Cajun Jambalaya Pasta

Last night I made Cajun Jambalaya Pasta to have in the fridge for my busy weekend. It’s yummy!

2 tspn Cajun spice mix (I made my own blend, and added Tabasco sauce.)
2 boneless, skinless chicken breasts, cut into small pieces
½ cup clam juice

2 ounces green bell peppers, cut into thin strips
2 ounces red bell peppers, cut into thin strips
2 ounces yellow bell peppers, cut into thin strips
4 ounces red onions, cut into thin strips

(I bought a frozen bag of chopped peppers and onion for a fraction of the cost and a fraction of the prep time.)

½ pound fresh medium shrimp, peeled, de-veined, tails removed (I bought cooked shrimp already seasoned with Old Bay)
½ cup of diced tomatoes (I bought a can of diced tomatoes seasoned with garlic and onion)

1 lb fresh linguini pasta
Cooking Instructions:

1. Melt butter in a saute pan.

2. Add the seasoning and stir with the melted butter.

3. Add the chicken into the pan and continue to cook until the chicken is about half done.

4. Once the chicken starts cooking, place the pasta into boiling water and cook until al dente.

5. Add clam juice into the pan with the chicken

6. add the peppers and onions.
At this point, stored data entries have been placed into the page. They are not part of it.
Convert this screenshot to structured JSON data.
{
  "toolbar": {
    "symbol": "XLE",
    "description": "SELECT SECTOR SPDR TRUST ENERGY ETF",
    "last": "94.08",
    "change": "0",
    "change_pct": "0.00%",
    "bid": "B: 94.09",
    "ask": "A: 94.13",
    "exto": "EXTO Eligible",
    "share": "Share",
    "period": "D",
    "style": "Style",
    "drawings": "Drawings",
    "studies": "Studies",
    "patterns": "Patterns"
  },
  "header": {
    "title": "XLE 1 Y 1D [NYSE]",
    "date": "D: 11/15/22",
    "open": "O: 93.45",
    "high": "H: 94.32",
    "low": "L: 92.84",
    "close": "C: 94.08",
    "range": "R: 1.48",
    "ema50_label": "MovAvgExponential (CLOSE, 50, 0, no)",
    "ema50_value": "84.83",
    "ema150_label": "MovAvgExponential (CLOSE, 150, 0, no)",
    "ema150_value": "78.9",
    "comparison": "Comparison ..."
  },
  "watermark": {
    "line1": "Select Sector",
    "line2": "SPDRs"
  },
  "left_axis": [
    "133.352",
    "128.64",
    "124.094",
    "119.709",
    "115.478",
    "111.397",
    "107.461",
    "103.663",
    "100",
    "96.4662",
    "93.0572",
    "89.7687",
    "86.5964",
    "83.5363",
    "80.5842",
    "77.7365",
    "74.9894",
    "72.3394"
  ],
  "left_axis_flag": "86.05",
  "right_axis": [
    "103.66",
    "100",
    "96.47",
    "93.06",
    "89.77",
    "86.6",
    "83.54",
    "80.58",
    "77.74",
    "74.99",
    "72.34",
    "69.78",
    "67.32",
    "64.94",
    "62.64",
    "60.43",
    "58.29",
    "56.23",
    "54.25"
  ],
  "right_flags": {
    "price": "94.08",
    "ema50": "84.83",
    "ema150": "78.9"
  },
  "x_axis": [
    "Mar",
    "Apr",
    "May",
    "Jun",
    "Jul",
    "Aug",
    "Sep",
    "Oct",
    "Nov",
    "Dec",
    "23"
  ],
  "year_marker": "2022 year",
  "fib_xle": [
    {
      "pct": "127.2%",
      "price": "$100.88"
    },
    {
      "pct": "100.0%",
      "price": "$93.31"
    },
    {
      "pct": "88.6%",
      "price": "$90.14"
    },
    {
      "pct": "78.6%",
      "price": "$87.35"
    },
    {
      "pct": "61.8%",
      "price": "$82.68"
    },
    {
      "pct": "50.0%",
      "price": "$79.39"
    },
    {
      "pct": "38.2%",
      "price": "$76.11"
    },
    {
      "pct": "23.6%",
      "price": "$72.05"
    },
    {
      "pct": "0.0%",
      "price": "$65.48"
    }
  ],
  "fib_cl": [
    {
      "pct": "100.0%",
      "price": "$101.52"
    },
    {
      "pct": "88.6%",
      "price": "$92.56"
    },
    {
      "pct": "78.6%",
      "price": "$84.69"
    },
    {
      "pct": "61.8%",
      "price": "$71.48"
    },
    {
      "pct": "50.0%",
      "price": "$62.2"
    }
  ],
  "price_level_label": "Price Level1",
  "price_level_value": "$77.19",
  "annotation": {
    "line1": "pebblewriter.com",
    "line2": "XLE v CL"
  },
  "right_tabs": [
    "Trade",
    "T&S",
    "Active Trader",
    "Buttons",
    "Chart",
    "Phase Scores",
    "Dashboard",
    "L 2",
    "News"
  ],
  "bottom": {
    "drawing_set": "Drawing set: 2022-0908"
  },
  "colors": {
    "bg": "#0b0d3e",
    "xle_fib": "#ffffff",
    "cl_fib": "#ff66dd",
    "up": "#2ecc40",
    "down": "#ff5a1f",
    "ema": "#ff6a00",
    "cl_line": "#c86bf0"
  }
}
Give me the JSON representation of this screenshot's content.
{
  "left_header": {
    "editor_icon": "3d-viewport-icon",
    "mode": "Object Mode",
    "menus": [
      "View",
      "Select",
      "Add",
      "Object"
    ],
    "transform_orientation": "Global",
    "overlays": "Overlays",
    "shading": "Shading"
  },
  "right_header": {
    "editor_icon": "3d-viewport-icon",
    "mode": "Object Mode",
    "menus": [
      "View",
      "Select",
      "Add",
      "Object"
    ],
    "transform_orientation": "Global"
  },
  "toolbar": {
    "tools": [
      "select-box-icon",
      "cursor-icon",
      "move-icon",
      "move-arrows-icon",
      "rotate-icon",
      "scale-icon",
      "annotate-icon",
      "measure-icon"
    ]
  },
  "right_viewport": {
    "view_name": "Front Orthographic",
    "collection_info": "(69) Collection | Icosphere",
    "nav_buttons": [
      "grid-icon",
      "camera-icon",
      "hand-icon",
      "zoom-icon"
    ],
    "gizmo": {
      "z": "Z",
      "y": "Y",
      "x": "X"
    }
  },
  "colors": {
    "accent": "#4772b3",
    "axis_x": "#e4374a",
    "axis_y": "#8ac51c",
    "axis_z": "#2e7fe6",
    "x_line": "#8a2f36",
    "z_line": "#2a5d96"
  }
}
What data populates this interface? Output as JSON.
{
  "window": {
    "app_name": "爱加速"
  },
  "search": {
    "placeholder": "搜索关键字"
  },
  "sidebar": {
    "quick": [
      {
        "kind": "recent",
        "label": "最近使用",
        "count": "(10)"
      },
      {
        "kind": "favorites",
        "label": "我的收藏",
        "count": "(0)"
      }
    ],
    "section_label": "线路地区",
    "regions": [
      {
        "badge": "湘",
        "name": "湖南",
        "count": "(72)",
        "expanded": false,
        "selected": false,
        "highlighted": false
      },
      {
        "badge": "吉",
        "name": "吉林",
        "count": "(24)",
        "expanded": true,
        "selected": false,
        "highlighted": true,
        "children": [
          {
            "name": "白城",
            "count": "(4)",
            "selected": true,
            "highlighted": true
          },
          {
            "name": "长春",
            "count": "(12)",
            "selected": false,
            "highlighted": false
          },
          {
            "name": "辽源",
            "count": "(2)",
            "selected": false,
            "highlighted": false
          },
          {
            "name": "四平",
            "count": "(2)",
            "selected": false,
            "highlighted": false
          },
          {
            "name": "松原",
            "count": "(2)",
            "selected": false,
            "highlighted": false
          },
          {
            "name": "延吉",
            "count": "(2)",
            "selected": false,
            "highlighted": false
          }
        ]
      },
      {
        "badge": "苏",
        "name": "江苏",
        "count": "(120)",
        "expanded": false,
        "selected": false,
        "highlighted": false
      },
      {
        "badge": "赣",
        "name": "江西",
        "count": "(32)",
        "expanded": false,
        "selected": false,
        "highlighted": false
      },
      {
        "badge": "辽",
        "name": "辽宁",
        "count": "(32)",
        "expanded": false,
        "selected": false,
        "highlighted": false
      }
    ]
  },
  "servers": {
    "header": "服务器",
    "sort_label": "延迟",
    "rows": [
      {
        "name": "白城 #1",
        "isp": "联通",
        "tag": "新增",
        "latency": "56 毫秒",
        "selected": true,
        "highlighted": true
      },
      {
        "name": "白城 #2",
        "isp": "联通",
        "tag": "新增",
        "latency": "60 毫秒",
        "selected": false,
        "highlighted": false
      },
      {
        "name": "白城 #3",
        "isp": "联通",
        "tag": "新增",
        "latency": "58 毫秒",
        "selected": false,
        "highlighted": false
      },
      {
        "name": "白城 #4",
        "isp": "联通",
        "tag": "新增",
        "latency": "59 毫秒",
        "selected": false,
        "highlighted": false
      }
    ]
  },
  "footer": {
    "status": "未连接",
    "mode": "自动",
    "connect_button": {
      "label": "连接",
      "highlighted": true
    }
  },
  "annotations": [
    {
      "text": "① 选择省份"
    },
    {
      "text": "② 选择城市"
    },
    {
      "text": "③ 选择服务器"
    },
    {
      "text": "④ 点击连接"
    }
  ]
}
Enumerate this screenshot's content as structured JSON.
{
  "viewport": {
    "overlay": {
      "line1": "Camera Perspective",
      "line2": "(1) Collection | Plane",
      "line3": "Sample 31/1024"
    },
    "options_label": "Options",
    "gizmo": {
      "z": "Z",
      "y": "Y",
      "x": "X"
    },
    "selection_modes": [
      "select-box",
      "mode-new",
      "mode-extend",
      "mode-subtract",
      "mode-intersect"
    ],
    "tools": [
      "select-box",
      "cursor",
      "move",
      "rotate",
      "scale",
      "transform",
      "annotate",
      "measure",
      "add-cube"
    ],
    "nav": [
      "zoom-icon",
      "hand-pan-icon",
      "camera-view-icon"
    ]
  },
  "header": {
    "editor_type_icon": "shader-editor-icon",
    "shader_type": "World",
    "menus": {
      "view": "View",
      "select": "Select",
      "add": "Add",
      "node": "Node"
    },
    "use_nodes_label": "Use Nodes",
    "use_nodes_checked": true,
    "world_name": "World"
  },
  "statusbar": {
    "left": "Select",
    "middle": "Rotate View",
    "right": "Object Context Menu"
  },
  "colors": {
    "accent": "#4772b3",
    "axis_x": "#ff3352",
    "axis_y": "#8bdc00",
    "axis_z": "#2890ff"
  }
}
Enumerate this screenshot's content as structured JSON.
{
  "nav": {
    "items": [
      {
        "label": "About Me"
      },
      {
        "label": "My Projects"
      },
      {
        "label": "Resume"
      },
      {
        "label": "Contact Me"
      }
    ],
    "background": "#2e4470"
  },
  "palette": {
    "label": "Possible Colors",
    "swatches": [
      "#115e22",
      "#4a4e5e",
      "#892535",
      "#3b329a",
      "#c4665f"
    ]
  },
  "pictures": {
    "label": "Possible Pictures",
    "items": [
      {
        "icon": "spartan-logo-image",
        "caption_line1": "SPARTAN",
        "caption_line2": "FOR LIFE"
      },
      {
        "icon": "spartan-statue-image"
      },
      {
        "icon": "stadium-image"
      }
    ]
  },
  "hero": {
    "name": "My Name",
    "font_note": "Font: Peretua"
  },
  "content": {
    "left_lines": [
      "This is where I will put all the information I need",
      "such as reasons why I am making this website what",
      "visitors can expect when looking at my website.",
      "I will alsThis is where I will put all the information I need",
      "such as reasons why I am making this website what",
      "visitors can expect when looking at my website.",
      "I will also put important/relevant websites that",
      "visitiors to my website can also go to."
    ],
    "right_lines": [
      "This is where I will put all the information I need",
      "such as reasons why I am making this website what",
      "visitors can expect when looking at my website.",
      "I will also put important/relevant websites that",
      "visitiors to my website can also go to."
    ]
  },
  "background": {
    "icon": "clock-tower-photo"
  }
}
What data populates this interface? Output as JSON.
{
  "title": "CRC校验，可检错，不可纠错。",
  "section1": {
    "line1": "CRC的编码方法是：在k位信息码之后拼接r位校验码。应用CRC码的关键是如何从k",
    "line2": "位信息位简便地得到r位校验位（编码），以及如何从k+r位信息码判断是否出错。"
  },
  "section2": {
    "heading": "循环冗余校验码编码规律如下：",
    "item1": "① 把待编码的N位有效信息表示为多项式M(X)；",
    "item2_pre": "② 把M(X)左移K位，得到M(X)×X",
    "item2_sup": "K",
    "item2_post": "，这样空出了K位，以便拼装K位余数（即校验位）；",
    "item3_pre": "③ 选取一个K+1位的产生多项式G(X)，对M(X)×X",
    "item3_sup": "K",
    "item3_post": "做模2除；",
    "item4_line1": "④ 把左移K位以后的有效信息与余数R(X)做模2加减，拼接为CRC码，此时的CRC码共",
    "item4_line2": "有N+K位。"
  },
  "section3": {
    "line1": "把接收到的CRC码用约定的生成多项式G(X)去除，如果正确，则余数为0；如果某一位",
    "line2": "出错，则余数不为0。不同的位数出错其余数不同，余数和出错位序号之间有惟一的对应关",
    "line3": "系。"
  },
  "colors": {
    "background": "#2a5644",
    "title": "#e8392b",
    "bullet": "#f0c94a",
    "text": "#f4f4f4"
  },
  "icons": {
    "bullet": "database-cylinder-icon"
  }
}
Cook for another minute, making sure the vegetables are heated through and the chicken is almost done.

7. Add the shrimp and tomatoes into the pan. Toss the ingredients together and continue to cook until the shrimp are almost done.

8. Continue to cook mixture until both the shrimp and chicken are thoroughly cook through. Turn off heat but leave pan on hot burner for 5 mins.

9. Place some pasta into each bowl. Spoon equal portions of the jambalaya mixture into each bowl over the pasta.

I found this online but I don’t remember where. When I reheat this to eat it this weekend I’ll snap a photo.